Former prime minister Jiří Rusnok appointed to the central bank board
Czech President Miloš Zeman on Wednesday appointed former prime minister Jiří Rusnok to the board of the Czech National Bank. It is the first of five appointments the president is due to make to the central bank board during his term in office and commentators say the changes may have a moderating effect on the bank’s currently Eurosceptic board.
The move, in November last year, to avert the threat of deflation and help Czech exports, has won the central bank governor Miroslav Singer the 2014 Central European Banker award but has elicited scent praise on the home front. Some politicians and economist say it was unnecessary and that by increasing the price of imported goods, among them basic consumer products, the bank is curbing domestic spending and stifling economic growth.

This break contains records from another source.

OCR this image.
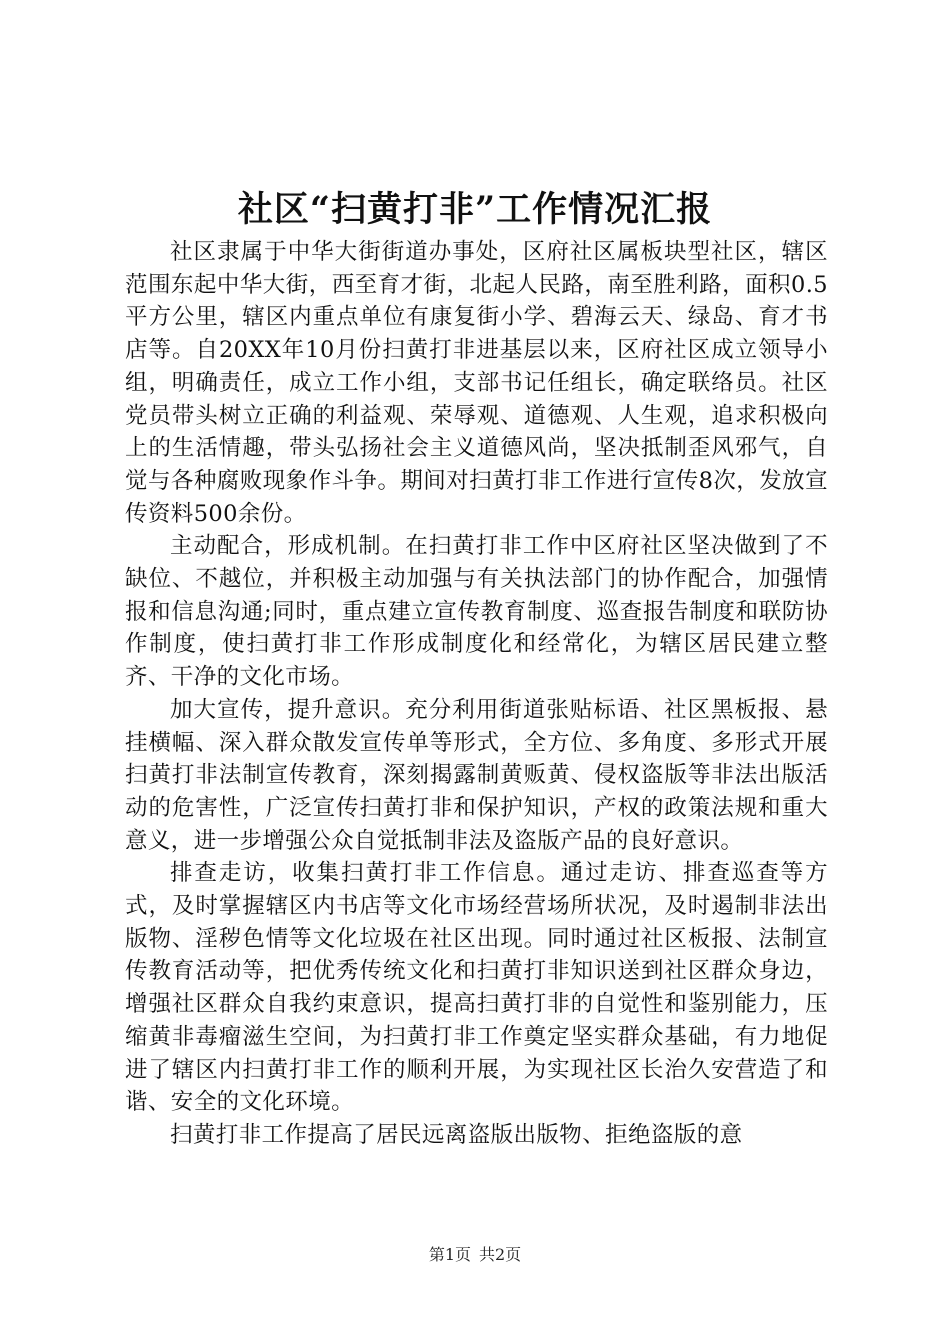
社区“扫黄打非”工作情况汇报

社区隶属于中华大街街道办事处，区府社区属板块型社区，辖区范围东起中华大街，西至育才街，北起人民路，南至胜利路，面积0.5平方公里，辖区内重点单位有康复街小学、碧海云天、绿岛、育才书店等。自20XX年10月份扫黄打非进基层以来，区府社区成立领导小组，明确责任，成立工作小组，支部书记任组长，确定联络员。社区党员带头树立正确的利益观、荣辱观、道德观、人生观，追求积极向上的生活情趣，带头弘扬社会主义道德风尚，坚决抵制歪风邪气，自觉与各种腐败现象作斗争。期间对扫黄打非工作进行宣传8次，发放宣传资料500余份。

主动配合，形成机制。在扫黄打非工作中区府社区坚决做到了不缺位、不越位，并积极主动加强与有关执法部门的协作配合，加强情报和信息沟通;同时，重点建立宣传教育制度、巡查报告制度和联防协作制度，使扫黄打非工作形成制度化和经常化，为辖区居民建立整齐、干净的文化市场。

加大宣传，提升意识。充分利用街道张贴标语、社区黑板报、悬挂横幅、深入群众散发宣传单等形式，全方位、多角度、多形式开展扫黄打非法制宣传教育，深刻揭露制黄贩黄、侵权盗版等非法出版活动的危害性，广泛宣传扫黄打非和保护知识，产权的政策法规和重大意义，进一步增强公众自觉抵制非法及盗版产品的良好意识。

排查走访，收集扫黄打非工作信息。通过走访、排查巡查等方式，及时掌握辖区内书店等文化市场经营场所状况，及时遏制非法出版物、淫秽色情等文化垃圾在社区出现。同时通过社区板报、法制宣传教育活动等，把优秀传统文化和扫黄打非知识送到社区群众身边，增强社区群众自我约束意识，提高扫黄打非的自觉性和鉴别能力，压缩黄非毒瘤滋生空间，为扫黄打非工作奠定坚实群众基础，有力地促进了辖区内扫黄打非工作的顺利开展，为实现社区长治久安营造了和谐、安全的文化环境。

扫黄打非工作提高了居民远离盗版出版物、拒绝盗版的意

第1页 共2页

Public trust in the bank slipped from 66 percent to 31 in the wake of the move, and a CVVM poll indicates that 64 percent of Czechs are critical of the decision. Only 12 percent of respondents said they understood and approved of the interventions.
Mr. Rusnok, who headed an interim cabinet at the time when the bank announced its decision, voiced his approval of the move and publicly supported the bank’s policy. With interventions likely to continue until 2015 at least, Jiří Rusnok is unlikely to rock the boat on that front. However commentators predict that he may gradually soften the bank’s eurosceptic outlook, especially if future changes-of-guard on the board bring in newcomers who are more open to the EU. This appears to be extremely likely since the board’s present set-up reflects the Eurosceptic outlook of the former Czech president Václav Klaus. His successor Miloš Zeman, who hoisted the EU flag at Prague Castle as soon as he took office, is determined to affect a U-turn, making greater openness to the EU one of his top priorities.
A significant factor in this transformation process is the scheduled change of guard at the head of the central bank with governor Miroslav Singer’s mandate due to expire in the summer of 2016. Even now Rusnok, a close ally of the president’s, is being tipped as a likely successor to Singer. Mr. Rusnok is refusing to speculate on that possibility and while his stand to the EU is clearly more forthcoming than that of the present bank board, the former prime minister remains cautious in his predictions. In a recent interview he said the Czech public needed to get rid of “prejudices” against the Eurozone, adding however that joining the single currency block would not be realistic before 2020. This is the sort of distant time-frame that Mr. Singer himself would have little problem confirming.